Posts Tagged ‘ColdFusion’

Using Tropo WebAPI with ColdFusion

Thursday, June 14th, 2012

Tropo makes it excruciatingly easy to build voice and text applications in just about any programming language.  In fact, every time I do a live coding demo at an event or hackathon, I pick a new language to build a sample app…I try my best not to pick favorites.  But I’ve always had a dark skeleton in my closet that generates snickers and scorn anytime it’s revealed.

I started building E-commerce websites in 1996.  Back then there were only a few options if you wanted to build dynamic web pages that integrated with a database.  Microsoft’s ASP was still years away from being released. PHP was starting to gain popularity but was still very much in its infancy.  Many developers were still writing custom CGI or Perl scripts.  But there was one other option…

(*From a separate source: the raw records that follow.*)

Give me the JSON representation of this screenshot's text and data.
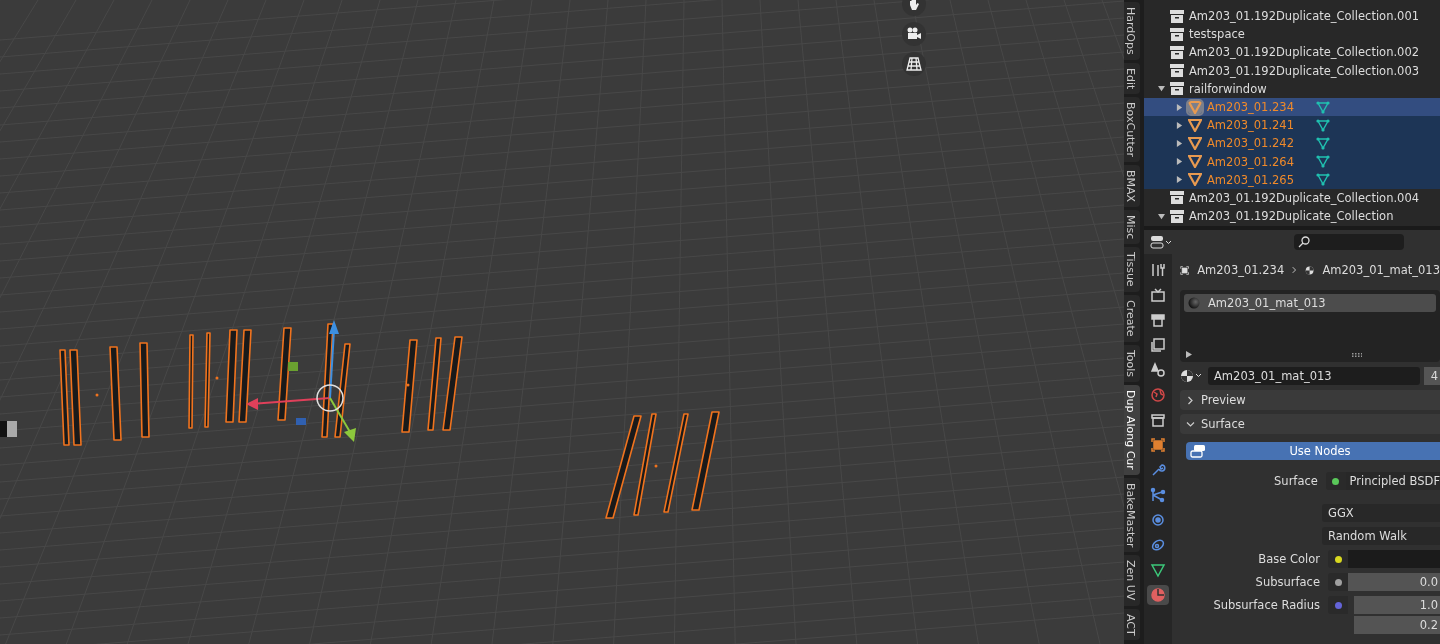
{
  "side_tabs": [
    {
      "label": "HardOps",
      "selected": false
    },
    {
      "label": "Edit",
      "selected": false
    },
    {
      "label": "BoxCutter",
      "selected": false
    },
    {
      "label": "BMAX",
      "selected": false
    },
    {
      "label": "Misc",
      "selected": false
    },
    {
      "label": "Tissue",
      "selected": false
    },
    {
      "label": "Create",
      "selected": false
    },
    {
      "label": "Tools",
      "selected": false
    },
    {
      "label": "Dup Along Cur",
      "selected": true
    },
    {
      "label": "BakeMaster",
      "selected": false
    },
    {
      "label": "Zen UV",
      "selected": false
    },
    {
      "label": "ACT",
      "selected": false
    }
  ],
  "outliner": {
    "items": [
      {
        "kind": "collection",
        "name": "Am203_01.192Duplicate_Collection.001",
        "selected": false
      },
      {
        "kind": "collection",
        "name": "testspace",
        "selected": false
      },
      {
        "kind": "collection",
        "name": "Am203_01.192Duplicate_Collection.002",
        "selected": false
      },
      {
        "kind": "collection",
        "name": "Am203_01.192Duplicate_Collection.003",
        "selected": false
      },
      {
        "kind": "collection",
        "name": "railforwindow",
        "selected": false,
        "expanded": true,
        "children": [
          {
            "kind": "object",
            "name": "Am203_01.234",
            "selected": true,
            "active": true,
            "expanded": false
          },
          {
            "kind": "object",
            "name": "Am203_01.241",
            "selected": true,
            "active": false,
            "expanded": false
          },
          {
            "kind": "object",
            "name": "Am203_01.242",
            "selected": true,
            "active": false,
            "expanded": false
          },
          {
            "kind": "object",
            "name": "Am203_01.264",
            "selected": true,
            "active": false,
            "expanded": false
          },
          {
            "kind": "object",
            "name": "Am203_01.265",
            "selected": true,
            "active": false,
            "expanded": false
          }
        ]
      },
      {
        "kind": "collection",
        "name": "Am203_01.192Duplicate_Collection.004",
        "selected": false
      },
      {
        "kind": "collection",
        "name": "Am203_01.192Duplicate_Collection",
        "selected": false,
        "expanded": true
      }
    ]
  },
  "properties": {
    "tabs": [
      {
        "kind": "tool",
        "selected": false
      },
      {
        "kind": "render",
        "selected": false
      },
      {
        "kind": "output",
        "selected": false
      },
      {
        "kind": "view_layer",
        "selected": false
      },
      {
        "kind": "scene",
        "selected": false
      },
      {
        "kind": "world",
        "selected": false
      },
      {
        "kind": "collection",
        "selected": false
      },
      {
        "kind": "object",
        "selected": false
      },
      {
        "kind": "modifiers",
        "selected": false
      },
      {
        "kind": "particles",
        "selected": false
      },
      {
        "kind": "physics",
        "selected": false
      },
      {
        "kind": "constraints",
        "selected": false
      },
      {
        "kind": "data",
        "selected": false
      },
      {
        "kind": "material",
        "selected": true
      }
    ],
    "breadcrumb": [
      "Am203_01.234",
      "Am203_01_mat_013"
    ],
    "slots": [
      {
        "name": "Am203_01_mat_013",
        "selected": true
      }
    ],
    "material_field": {
      "value": "Am203_01_mat_013",
      "users": "4"
    },
    "panels": [
      {
        "title": "Preview",
        "expanded": false
      },
      {
        "title": "Surface",
        "expanded": true
      }
    ],
    "use_nodes": {
      "label": "Use Nodes",
      "on": true
    },
    "rows": [
      {
        "kind": "socket",
        "label": "Surface",
        "color": "#5ac85a",
        "values": [
          "Principled BSDF"
        ]
      },
      {
        "kind": "dropdown",
        "values": [
          "GGX"
        ]
      },
      {
        "kind": "dropdown",
        "values": [
          "Random Walk"
        ]
      },
      {
        "kind": "color",
        "label": "Base Color",
        "color": "#d8d820"
      },
      {
        "kind": "number",
        "label": "Subsurface",
        "color": "#a0a0a0",
        "values": [
          "0.0"
        ]
      },
      {
        "kind": "number",
        "label": "Subsurface Radius",
        "color": "#6464d8",
        "values": [
          "1.0",
          "0.2"
        ]
      }
    ]
  }
}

In 1995, brothers Jeremy and J.J. Allaire invented a new programming language called ColdFusion (CFML).  By the end of 1996, ColdFusion had already graduated to version 2.0 and had become a full platform that included an IDE in addition to a full scripting language.  I was instantly attracted to CFML because the tag syntax was very similar to HTML (which I already knew), and it integrated seamlessly into Microsoft Access and SQL Server databases (which I already knew as well).  And the ColdFusion Server application ran on Windows, which was my preferred OS.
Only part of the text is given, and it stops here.